I have been lurking on here for the past few days & wanted to say hi. To make a long story short (for now) I started with TN i think back in Dec 2000. Went to dentists, the family dr & finally ended up at a neurologist. I remember my first zinger ( thats my word for the pain) started after biting into a toasted bagel.
Up until this past Sunday I have been pain free & on no meds for at least 4 1/2 years, could be a bit longer. I am devastated this has crept back into my life. I am seeing my beloved neurologist next Fri & am assuming he will put me back on Carbatrol. I am currently under alot of stress & am now on antiobiotics for the next 3 weeks for a stupid sinus infection. I keep questioning if this is why its back??
I am trying to not get too overcome by fear but as we all know it is not easy. I keep saying to myself, just get back on your meds & things will be fine. I just wish I could actually make myself believe it....
Thanks for listening
Stress and viruses do seem to be associated with pain triggers and sometimes recurrence, Disney (an interesting name for someone who uses the British naming for Tegretol or Carbamazepine). What did you and your neurologist do to push your TN into remission four years ago?
Welcome to the group. Well, a positive way to look at it... You were in "remission" for 4 1/2 years! WOW! That's SUPER!!
Stress and infection?
You're in our hearts and thoughts. Keep on here to get lots of support. I've found it!
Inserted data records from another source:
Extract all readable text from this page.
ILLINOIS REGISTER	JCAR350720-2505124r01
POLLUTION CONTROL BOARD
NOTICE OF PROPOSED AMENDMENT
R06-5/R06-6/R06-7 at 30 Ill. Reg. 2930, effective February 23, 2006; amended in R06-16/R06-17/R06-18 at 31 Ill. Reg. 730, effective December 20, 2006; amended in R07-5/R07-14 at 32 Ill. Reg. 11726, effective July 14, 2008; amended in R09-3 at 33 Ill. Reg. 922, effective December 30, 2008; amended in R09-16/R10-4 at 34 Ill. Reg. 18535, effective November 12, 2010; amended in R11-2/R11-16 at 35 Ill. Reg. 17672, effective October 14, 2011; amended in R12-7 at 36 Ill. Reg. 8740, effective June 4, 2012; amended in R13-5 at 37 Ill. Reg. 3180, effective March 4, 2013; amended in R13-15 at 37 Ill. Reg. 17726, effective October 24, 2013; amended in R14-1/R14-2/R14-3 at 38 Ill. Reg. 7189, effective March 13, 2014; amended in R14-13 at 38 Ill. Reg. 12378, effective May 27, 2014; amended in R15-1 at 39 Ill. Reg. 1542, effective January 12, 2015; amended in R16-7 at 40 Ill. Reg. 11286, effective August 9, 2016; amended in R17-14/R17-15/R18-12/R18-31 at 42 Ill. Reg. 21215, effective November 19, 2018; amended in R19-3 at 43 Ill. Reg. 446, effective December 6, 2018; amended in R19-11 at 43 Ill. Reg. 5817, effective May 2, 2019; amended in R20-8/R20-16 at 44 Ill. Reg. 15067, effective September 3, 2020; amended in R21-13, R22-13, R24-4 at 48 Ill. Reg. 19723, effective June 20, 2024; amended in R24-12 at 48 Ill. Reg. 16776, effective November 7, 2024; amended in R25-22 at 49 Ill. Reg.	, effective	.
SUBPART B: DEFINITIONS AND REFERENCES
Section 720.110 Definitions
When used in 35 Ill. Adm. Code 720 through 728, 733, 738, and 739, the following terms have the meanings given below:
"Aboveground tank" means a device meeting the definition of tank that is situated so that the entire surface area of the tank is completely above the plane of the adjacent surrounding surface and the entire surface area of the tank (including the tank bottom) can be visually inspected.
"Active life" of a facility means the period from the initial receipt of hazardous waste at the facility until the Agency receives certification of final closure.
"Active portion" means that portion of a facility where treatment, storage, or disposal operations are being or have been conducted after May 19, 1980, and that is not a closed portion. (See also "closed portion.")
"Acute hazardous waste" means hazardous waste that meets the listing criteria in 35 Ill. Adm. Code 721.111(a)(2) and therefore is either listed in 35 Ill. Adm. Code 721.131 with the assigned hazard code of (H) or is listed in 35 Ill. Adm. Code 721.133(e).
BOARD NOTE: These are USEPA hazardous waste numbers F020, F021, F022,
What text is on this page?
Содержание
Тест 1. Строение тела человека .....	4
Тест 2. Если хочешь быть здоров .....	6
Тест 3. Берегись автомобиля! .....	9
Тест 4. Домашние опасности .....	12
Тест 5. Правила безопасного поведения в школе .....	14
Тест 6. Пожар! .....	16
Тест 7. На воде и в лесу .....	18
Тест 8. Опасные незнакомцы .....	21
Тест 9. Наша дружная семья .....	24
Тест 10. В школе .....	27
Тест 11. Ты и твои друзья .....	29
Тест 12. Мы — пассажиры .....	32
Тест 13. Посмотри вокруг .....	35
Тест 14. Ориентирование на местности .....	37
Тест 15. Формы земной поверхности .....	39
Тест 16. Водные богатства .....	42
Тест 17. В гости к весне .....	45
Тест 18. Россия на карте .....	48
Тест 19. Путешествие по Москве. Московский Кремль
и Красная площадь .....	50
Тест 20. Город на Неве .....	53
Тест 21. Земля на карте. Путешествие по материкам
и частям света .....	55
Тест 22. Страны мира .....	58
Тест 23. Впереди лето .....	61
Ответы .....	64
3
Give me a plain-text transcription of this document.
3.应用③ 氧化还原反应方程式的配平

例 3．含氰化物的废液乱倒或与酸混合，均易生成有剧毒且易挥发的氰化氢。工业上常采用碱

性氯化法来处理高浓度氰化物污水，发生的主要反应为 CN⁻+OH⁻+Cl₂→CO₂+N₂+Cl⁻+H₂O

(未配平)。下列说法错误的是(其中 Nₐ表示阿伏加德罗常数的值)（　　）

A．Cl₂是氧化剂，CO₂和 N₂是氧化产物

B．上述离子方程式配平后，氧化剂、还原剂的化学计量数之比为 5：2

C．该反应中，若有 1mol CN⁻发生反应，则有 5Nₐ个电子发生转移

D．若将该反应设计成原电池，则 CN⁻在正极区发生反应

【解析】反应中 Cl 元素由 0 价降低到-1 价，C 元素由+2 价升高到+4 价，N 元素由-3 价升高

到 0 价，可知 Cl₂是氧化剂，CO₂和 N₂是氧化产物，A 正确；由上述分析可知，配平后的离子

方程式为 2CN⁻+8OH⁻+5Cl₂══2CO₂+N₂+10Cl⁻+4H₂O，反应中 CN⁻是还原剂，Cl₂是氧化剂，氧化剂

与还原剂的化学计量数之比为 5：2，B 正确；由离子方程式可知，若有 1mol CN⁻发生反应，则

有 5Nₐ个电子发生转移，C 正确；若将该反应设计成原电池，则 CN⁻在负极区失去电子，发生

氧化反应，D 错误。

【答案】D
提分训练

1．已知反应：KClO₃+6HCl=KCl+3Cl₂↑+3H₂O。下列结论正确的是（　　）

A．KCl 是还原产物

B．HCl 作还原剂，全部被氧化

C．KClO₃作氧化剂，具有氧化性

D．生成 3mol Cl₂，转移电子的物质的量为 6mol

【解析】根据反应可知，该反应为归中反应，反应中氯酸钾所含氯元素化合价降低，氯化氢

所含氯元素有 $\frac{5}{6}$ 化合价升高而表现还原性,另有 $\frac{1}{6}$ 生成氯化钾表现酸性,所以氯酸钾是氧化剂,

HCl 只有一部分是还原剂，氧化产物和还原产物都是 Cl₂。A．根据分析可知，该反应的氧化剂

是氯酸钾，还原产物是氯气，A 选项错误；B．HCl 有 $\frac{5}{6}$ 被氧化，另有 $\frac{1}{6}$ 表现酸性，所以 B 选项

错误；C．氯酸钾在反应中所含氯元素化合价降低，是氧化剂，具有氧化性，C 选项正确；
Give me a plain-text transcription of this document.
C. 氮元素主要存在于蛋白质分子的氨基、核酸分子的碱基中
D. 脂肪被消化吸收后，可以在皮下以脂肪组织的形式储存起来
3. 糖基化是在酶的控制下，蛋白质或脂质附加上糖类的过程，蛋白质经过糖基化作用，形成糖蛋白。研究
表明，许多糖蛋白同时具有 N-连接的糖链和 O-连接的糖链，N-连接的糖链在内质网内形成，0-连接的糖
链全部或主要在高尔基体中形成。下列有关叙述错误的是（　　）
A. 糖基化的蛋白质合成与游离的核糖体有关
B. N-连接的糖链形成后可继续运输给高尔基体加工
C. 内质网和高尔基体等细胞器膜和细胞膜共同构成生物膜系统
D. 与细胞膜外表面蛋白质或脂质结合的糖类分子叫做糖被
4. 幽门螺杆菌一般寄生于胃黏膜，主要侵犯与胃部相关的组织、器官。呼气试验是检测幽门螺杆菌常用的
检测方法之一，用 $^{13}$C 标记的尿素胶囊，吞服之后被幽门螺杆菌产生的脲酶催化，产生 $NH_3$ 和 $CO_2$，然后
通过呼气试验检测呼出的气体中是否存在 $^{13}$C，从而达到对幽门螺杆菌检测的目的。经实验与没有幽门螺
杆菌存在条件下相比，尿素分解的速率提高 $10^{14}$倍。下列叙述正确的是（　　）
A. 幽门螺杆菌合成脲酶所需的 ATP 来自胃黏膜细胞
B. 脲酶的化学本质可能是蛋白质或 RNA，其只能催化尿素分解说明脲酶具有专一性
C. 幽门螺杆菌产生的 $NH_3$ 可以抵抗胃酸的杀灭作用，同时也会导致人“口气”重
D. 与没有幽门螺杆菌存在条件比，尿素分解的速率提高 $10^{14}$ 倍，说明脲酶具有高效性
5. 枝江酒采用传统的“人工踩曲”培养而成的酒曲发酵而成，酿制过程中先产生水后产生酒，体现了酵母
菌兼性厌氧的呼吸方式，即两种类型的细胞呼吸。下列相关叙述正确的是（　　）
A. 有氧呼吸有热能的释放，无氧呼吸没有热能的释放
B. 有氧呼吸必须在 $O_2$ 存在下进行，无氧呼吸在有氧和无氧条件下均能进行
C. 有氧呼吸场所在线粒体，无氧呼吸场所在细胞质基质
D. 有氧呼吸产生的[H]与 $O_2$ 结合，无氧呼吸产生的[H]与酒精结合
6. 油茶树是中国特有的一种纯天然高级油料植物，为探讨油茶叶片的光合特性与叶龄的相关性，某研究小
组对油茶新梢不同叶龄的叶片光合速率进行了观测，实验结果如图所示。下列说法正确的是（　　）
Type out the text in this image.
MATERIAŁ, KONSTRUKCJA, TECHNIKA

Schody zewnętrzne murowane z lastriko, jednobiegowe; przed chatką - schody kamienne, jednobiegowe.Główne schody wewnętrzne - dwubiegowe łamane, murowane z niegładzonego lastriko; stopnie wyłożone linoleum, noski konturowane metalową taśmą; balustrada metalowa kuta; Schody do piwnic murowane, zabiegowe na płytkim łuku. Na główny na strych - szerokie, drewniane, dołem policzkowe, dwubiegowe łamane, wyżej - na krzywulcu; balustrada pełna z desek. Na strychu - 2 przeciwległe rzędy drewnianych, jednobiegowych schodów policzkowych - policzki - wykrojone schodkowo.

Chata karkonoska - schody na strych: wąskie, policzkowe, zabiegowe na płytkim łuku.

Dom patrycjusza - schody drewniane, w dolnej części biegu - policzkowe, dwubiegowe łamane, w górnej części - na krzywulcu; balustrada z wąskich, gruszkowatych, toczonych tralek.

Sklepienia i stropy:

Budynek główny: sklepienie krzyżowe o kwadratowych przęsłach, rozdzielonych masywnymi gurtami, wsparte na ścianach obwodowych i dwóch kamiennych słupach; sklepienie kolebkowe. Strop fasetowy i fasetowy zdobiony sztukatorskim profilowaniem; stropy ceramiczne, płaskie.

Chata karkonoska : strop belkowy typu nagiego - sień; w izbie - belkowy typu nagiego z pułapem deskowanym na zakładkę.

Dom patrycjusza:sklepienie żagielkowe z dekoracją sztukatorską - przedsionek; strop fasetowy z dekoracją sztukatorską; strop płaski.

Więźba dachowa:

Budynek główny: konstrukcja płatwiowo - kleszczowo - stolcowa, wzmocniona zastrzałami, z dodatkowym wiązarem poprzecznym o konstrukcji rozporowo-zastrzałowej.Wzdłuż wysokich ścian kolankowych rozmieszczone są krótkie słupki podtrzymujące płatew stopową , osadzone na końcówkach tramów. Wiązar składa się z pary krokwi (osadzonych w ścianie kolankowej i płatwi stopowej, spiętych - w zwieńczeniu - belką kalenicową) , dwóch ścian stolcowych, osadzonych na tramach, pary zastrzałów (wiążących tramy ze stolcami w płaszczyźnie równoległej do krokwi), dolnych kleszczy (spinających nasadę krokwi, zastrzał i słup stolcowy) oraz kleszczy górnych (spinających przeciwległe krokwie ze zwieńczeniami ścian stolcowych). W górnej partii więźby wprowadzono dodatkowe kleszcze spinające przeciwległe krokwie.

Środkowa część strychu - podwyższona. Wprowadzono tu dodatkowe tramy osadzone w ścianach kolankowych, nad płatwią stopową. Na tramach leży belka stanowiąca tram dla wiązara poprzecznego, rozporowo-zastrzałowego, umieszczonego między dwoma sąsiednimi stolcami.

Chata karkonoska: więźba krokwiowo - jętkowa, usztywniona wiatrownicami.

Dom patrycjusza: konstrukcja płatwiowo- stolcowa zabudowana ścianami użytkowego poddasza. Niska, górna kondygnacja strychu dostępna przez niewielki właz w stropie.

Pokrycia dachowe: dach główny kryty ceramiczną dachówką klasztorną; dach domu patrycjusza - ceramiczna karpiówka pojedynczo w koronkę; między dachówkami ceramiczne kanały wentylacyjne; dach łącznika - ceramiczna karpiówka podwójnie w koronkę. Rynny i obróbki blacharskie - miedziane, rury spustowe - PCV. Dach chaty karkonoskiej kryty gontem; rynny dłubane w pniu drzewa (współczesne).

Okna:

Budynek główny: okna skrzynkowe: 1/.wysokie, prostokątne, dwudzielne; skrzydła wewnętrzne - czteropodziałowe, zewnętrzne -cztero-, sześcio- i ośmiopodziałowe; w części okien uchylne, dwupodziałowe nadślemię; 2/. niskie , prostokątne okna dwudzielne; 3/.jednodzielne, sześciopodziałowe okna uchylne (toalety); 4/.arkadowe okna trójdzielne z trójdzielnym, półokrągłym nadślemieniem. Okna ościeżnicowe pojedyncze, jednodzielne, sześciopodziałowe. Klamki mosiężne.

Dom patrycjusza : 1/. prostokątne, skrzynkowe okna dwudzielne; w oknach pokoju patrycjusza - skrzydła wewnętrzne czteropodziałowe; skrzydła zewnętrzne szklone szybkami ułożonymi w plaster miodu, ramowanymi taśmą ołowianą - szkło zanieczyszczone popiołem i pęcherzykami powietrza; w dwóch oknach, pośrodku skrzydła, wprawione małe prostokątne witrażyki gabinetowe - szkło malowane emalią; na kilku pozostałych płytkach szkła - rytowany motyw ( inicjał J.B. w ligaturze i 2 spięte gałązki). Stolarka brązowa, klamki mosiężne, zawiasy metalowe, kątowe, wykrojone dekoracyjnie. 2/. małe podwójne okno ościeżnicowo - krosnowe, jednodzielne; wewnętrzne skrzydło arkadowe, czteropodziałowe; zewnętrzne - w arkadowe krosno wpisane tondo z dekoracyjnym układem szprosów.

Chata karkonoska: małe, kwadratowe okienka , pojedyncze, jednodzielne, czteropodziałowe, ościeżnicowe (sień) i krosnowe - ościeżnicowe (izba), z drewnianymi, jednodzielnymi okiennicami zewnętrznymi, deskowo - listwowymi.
Red, honestly the only thing my neurologist really did was putting me on Carbatrol ( i dont remember the dosage). So I am praying this will work again
Sara, thanks for your kind words.
Hi Disney Girl
I, too am new to this forum. I, too, refer to some of the pain that I get as "zingers". I have a question for you. Are you sure that you do have a sinus infection? I have been treated for the last 3 1/2 half years for "frequent" sinus infections due to the pain in my face and eye, and now I am convinced that it was the TN all along. Before you take a truck load of abx that you don't need like I did, i strongly recommend that you evaluate your sinus infection symptoms to make sure that is what is really going on. 3 different docs treated me for "sinus" before my rheumatologist told me I had TN.
I am sorry that you are having to experience this again. The fact that you had 4 1/2 years without it is a good sign IMO. Hang in there.
DG, how long did you take the meds for before the pain went away the first time? Hoping it works just as efficiently for you again, if needed x
Carolynlvsbrds, nice to meet you :) Believe me I sometimes ask myself if it is actually my sinues. At this point I really think it is my sinuses because about 2 months ago I was sick with post nasel drip & a double ear infection :(. I was on antiobiotics for about 10 days, felt better but within a week and a half was really sick. I saw my family doctor on thur. & she said I probably wasnt on the meds long enough to clear the infection & then caught a bad cold on top of it. God also blessed me with a cold sore ( which I only get when Im sick)
Elstep, Honestly I am assuming a few years. Its funny I found my old notebook which I used to write about my pain in ( when it first started) I became obsessed with it. When I started seeing my neurologist he suggested I stop obsessing & start enjoying life. I know I would take the carbatrol for a while & when I was pain free I'd try & stop. I know I had to re-start it a few times. Last Sun. it started when I was brushing my teeth, I got the usual zinger & I freeked. I had one zinger every nite trying to eat dinner. Lets just say I lost some weight this week cause I fear just overcame me & I was so so scared to eat. Fri & today I have had a few more but I am trying to remain calm.
Because I was without pain I have no meds & have not seen my neuro in years. I am seeing him this Fri. I would like to think the meds should work again considering I have been off them for so long. I can say that since this started again my tmj is acting up cause I know I am clenching which I am sure is not good for the TN :(
Well its easy for me to be calm & strong when Im on here but on the inside not so much. I am trying to have faith that it will get under control again & get better. I will not accept any other option then feeling better. My mom passed away 2 years ago (she was one of the only people who could keep me calm with my TN, I know we have all read worse case senarios on line) & I keep saying I have my own personal angel who will help me get thru this & will make everything better.
Thinking of you all & wishing for pain free days for all!